The EU Chamber of Commerce in China’s 2026 Business Sentiment Survey highlights a “turning point” in sentiment among European companies operating in China. While challenges remain, the survey points to a slight increase in optimism and the first decline in the proportion of companies reporting a deteriorating business environment—for the first time in five years.

Key Findings

Improved Sentiment: For the first time since the end of China’s “Zero-COVID” policy, the decline in confidence has slowed. Although a majority (68 percent) still find business conditions more difficult than a year ago, the share of companies reporting a deteriorating environment has declined, while the share of those reporting an improvement has risen slightly.

Persistent Challenges: Despite the shift in sentiment, companies continue to grapple with the following issues:
Economic Slowdown: Although this remains the most frequently cited challenge, the share of companies identifying it as a negative factor fell by 14 percentage points to 57 percent.

Domestic Competition: Competition from private domestic companies is the second most frequently cited challenge, particularly in the machinery and medical technology sectors.
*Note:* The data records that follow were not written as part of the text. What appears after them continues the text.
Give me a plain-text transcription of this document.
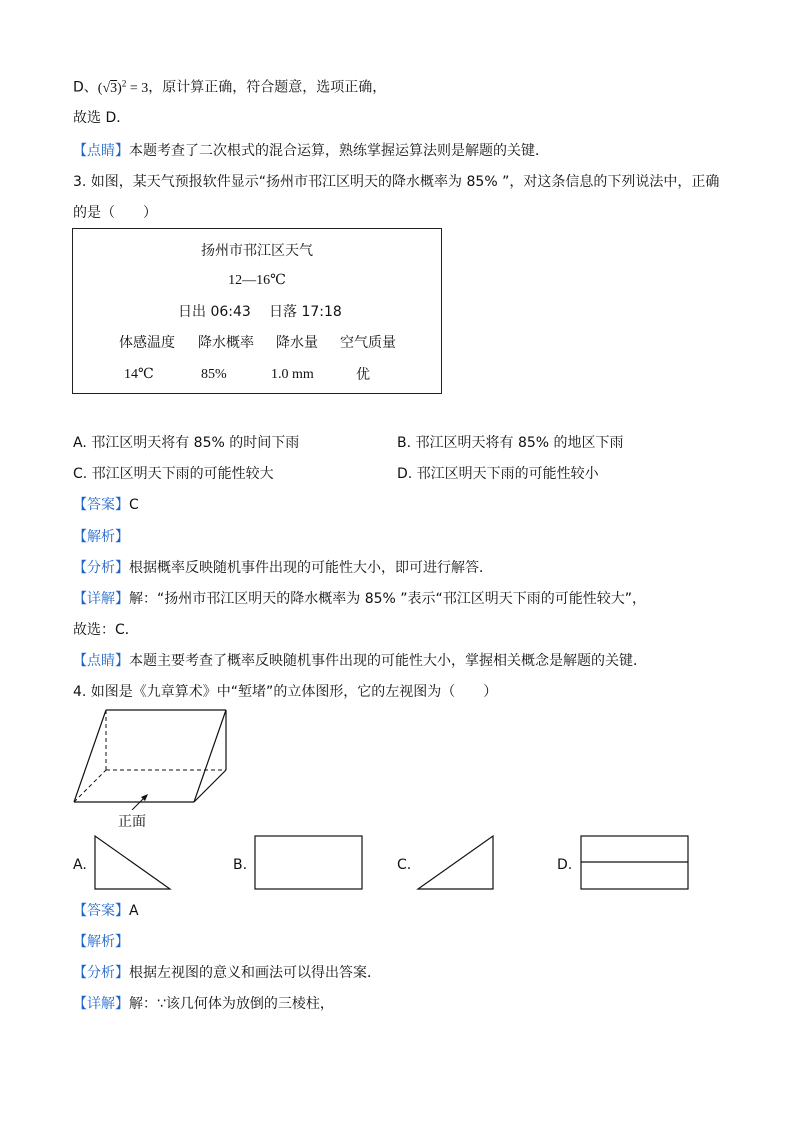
D、$(√3)^2 = 3$，原计算正确，符合题意，选项正确，
故选 D．
【点睛】本题考查了二次根式的混合运算，熟练掌握运算法则是解题的关键．
3. 如图，某天气预报软件显示“扬州市邗江区明天的降水概率为 85% ”，对这条信息的下列说法中，正确
的是（　　）
扬州市邗江区天气
12—16℃
日出 06:43 日落 17:18
体感温度 降水概率 降水量 空气质量
14℃	85%	1.0 mm	优
A. 邗江区明天将有 85% 的时间下雨	B. 邗江区明天将有 85% 的地区下雨
C. 邗江区明天下雨的可能性较大	D. 邗江区明天下雨的可能性较小
【答案】C
【解析】
【分析】根据概率反映随机事件出现的可能性大小，即可进行解答．
【详解】解：“扬州市邗江区明天的降水概率为 85% ”表示“邗江区明天下雨的可能性较大”，
故选：C．
【点睛】本题主要考查了概率反映随机事件出现的可能性大小，掌握相关概念是解题的关键．
4. 如图是《九章算术》中“堑堵”的立体图形，它的左视图为（　　）
正面
A.	B.	C.	D.
【答案】A
【解析】
【分析】根据左视图的意义和画法可以得出答案．
【详解】解：∵该几何体为放倒的三棱柱，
Market access and regulation: Although sentiment in this area has improved, 54 percent of companies continue to report missed business opportunities due to market access and regulatory barriers.

Geopolitical risks: Concerns remain, particularly among companies in the aerospace, aviation, and automotive industries.

Investment Outlook: China’s appeal as an investment destination remains subdued. Only 53 percent of companies—a record low—rank China among their top three locations for both current and future investments, and 14 percent—also a record high—have no plans for new investments.

Operational Dependency: Despite the cautious investment sentiment, China remains of critical importance to many European companies.

  • 70 percent stated that they expect to achieve a positive pre-EBIT result in 2025.
  • 94 percent describe China as an important sourcing location in terms of quality, cost, and reliability.
  • 75 percent rate local production as more efficient than elsewhere.

Strategic Recommendations

The report highlights potential for improvement through China’s 15th Five-Year Plan, which prioritizes high-quality growth and national treatment for foreign-invested enterprises (FIEs). To strengthen confidence, the EU Chamber of Commerce proposes the following:

“Low-hanging fruit”: Administrative improvements at the local level, such as streamlining building permits, improving access to credit, and establishing better communication channels between the government and industry.

Structural progress: The elimination of specific bottlenecks, such as export control approval procedures, cross-border data transfer procedures, and the facilitation of cross-border financial transactions.

Ultimately, the survey paints a picture of a “paradox”: European companies are managing their operational and business dependencies on China, yet remain cautious when it comes to committing new capital.